La crise qui secoue l'Égypte depuis deux semaines risque de coûter cher au pays le plus peuplé du Moyen-Orient, alors que l'instabilité politique a fait fuir les touristes en masse et pourrait refroidir durablement l'ardeur des investisseurs étrangers.

«La crise coûte au moins 310 millions de dollars par jour à l'économie» égyptienne, estime dans une récente note le Credit Agricole, qui a abaissé sa prévision de croissance du PIB égyptien pour 2011 à 3,7%, contre 5,3% précédemment.

Or l'Égypte, forte de plus de 80 millions d'habitants, était déjà confrontée avant la révolte populaire à d'importants défis socio-économiques: fort taux de chômage, inflation élevée et pauvreté massive.

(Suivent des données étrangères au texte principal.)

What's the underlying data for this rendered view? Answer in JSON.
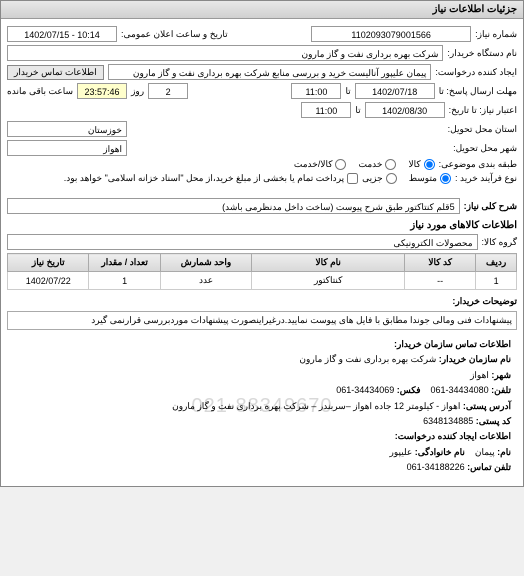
{
  "panel_title": "جزئیات اطلاعات نیاز",
  "req_number_label": "شماره نیاز:",
  "req_number": "1102093079001566",
  "announce_label": "تاریخ و ساعت اعلان عمومی:",
  "announce_value": "1402/07/15 - 10:14",
  "buyer_device_label": "نام دستگاه خریدار:",
  "buyer_device": "شرکت بهره برداری نفت و گاز مارون",
  "creator_label": "ایجاد کننده درخواست:",
  "creator": "پیمان علیپور آنالیست خرید و بررسی منابع شرکت بهره برداری نفت و گاز مارون",
  "buyer_contact_btn": "اطلاعات تماس خریدار",
  "deadline_label": "مهلت ارسال پاسخ: تا",
  "deadline_date": "1402/07/18",
  "deadline_time": "11:00",
  "deadline_up_to": "تا",
  "deadline_count": "2",
  "deadline_remain_label": "روز",
  "deadline_remain_time": "23:57:46",
  "deadline_remain_suffix": "ساعت باقی مانده",
  "validity_label": "اعتبار نیاز: تا تاریخ:",
  "validity_date": "1402/08/30",
  "validity_time": "11:00",
  "province_label": "استان محل تحویل:",
  "province": "خوزستان",
  "city_label": "شهر محل تحویل:",
  "city": "اهواز",
  "classify_label": "طبقه بندی موضوعی:",
  "radio_goods": "کالا",
  "radio_service": "خدمت",
  "radio_goods_service": "کالا/خدمت",
  "purchase_type_label": "نوع فرآیند خرید :",
  "radio_medium": "متوسط",
  "radio_partial": "جزیی",
  "purchase_note": "پرداخت تمام یا بخشی از مبلغ خرید،از محل \"اسناد خزانه اسلامی\" خواهد بود.",
  "need_desc_label": "شرح کلی نیاز:",
  "need_desc": "5قلم کنتاکتور طبق شرح پیوست (ساخت داخل مدنظرمی باشد)",
  "goods_info_title": "اطلاعات کالاهای مورد نیاز",
  "group_label": "گروه کالا:",
  "group_value": "محصولات الکترونیکی",
  "table": {
    "columns": [
      "ردیف",
      "کد کالا",
      "نام کالا",
      "واحد شمارش",
      "تعداد / مقدار",
      "تاریخ نیاز"
    ],
    "rows": [
      [
        "1",
        "--",
        "کنتاکتور",
        "عدد",
        "1",
        "1402/07/22"
      ]
    ],
    "col_widths": [
      "8%",
      "14%",
      "30%",
      "18%",
      "14%",
      "16%"
    ]
  },
  "buyer_notes_label": "توضیحات خریدار:",
  "buyer_notes": "پیشنهادات فنی ومالی جوندا مطابق با فایل های پیوست نمایید.درغیراینصورت پیشنهادات موردبررسی قرارنمی گیرد",
  "contact": {
    "title": "اطلاعات تماس سازمان خریدار:",
    "org_label": "نام سازمان خریدار:",
    "org": "شرکت بهره برداری نفت و گاز مارون",
    "city_label": "شهر:",
    "city": "اهواز",
    "phone_label": "تلفن:",
    "phone": "061-34434080",
    "fax_label": "فکس:",
    "fax": "061-34434069",
    "address_label": "آدرس پستی:",
    "address": "اهواز - کیلومتر 12 جاده اهواز –سربندر – شرکت بهره برداری نفت و گاز مارون",
    "postcode_label": "کد پستی:",
    "postcode": "6348134885",
    "creator_title": "اطلاعات ایجاد کننده درخواست:",
    "name_label": "نام:",
    "name": "پیمان",
    "family_label": "نام خانوادگی:",
    "family": "علیپور",
    "creator_phone_label": "تلفن تماس:",
    "creator_phone": "061-34188226",
    "watermark": "021-88349670"
  },
  "colors": {
    "header_bg1": "#e8e8e8",
    "header_bg2": "#d0d0d0",
    "border": "#888888",
    "field_yellow": "#ffffcc"
  }
}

Le gouvernement a engagé ces dernières années un vaste programme de libéralisation de l'économie génératrice de croissance. Mais cette amorce de décollage n'a pas réduit les inégalités dans un pays où environ 40% de la population vit autour du seuil de pauvreté de deux dollars par jour.

Commencées le 25 janvier, les manifestations contre le régime du président Hosni Moubarak risquent encore de fragiliser la situation.

Banques et entreprises ont suspendu leur activité pendant une dizaine de jours, entraînant une baisse de 6% des exportations égyptiennes en janvier, selon le ministère de l'Industrie.

La Bourse du Caire ne rouvrira que dimanche après deux semaines de fermeture et des pertes d'environ 12 milliards de dollars en deux jours.

Quant aux vacanciers, ils sont des dizaines de milliers à avoir quitté le pays en pleine haute saison, alors que le tourisme représente une précieuse rente pour l'Égypte (6% de son PIB).

Le tourisme a rapporté environ 13 milliards de dollars à l'Égypte en 2010, avec une fréquentation record de près de 15 millions de visiteurs.

Or «si la saison d'hiver en cours est perdue, les conséquences seront importantes, d'autant que les clients réservant leurs vacances d'été risquent de changer leurs projets», commente Elliott Frisby, porte-parole du Conseil mondial du voyage et du tourisme (WTTC).

Autre conséquence potentiellement grave pour le pays, très dépendant des échanges extérieurs: l'inquiétude des investisseurs étrangers, aggravée par la coupure d'internet de plus de cinq jours décidée par le régime en réaction à la contestation populaire.

Certaines entreprises ont suspendu leurs activités dans le pays, comme le géant maritime et pétrolier danois A.P.Moeller-Maersk, les cimentiers français Lafarge et italien Italcementi, ou le constructeur automobile Nissan.

Plusieurs groupes, dont France Télécom, la compagnie pétrolière russe Loukoïl ou encore le groupe énergétique allemand RWE, ont évacué tout ou partie de leurs salariés.

«Il ne sera pas facile de regagner la confiance des investisseurs. Quant aux groupes encore absents d'Égypte, ils réfléchiront à deux fois avant de s'engager», fait valoir Rashad Abdou, professeur d'économie à l'université du Caire.

Autre inquiétude sur les marchés, qui a récemment fait monter les prix du pétrole: le spectre d'une fermeture du Canal De Suez, permettant aux navires de relier la mer Méditerranée à la mer Rouge sans contourner l'Afrique, et dont l'Égypte a tiré 4,7 milliards de dollars de revenus en 2008-2009.

Mais ce scénario n'est pas en vue pour l'heure, selon Karine Berger, directrice des marchés de l'assureur-crédit Euler Hermes, qui donne à l'économie égyptienne de bonnes chances de se remettre sur pied.

«Il y aura pendant six à douze mois une vraie instabilité, des sorties de capitaux étrangers, il faudra reconstruire une crédibilité vis-à-vis des partenaires commerciaux, et ça mettra du temps», dit-elle.

«Mais si l'Égypte reconstruit une stabilité politique plus ou moins rapidement, son économie suivra», poursuit-elle. «Le pétrole et le Canal de Suez sont des atouts structurels de l'Égypte qui resteront, sauf à imaginer un gouvernement suicidaire».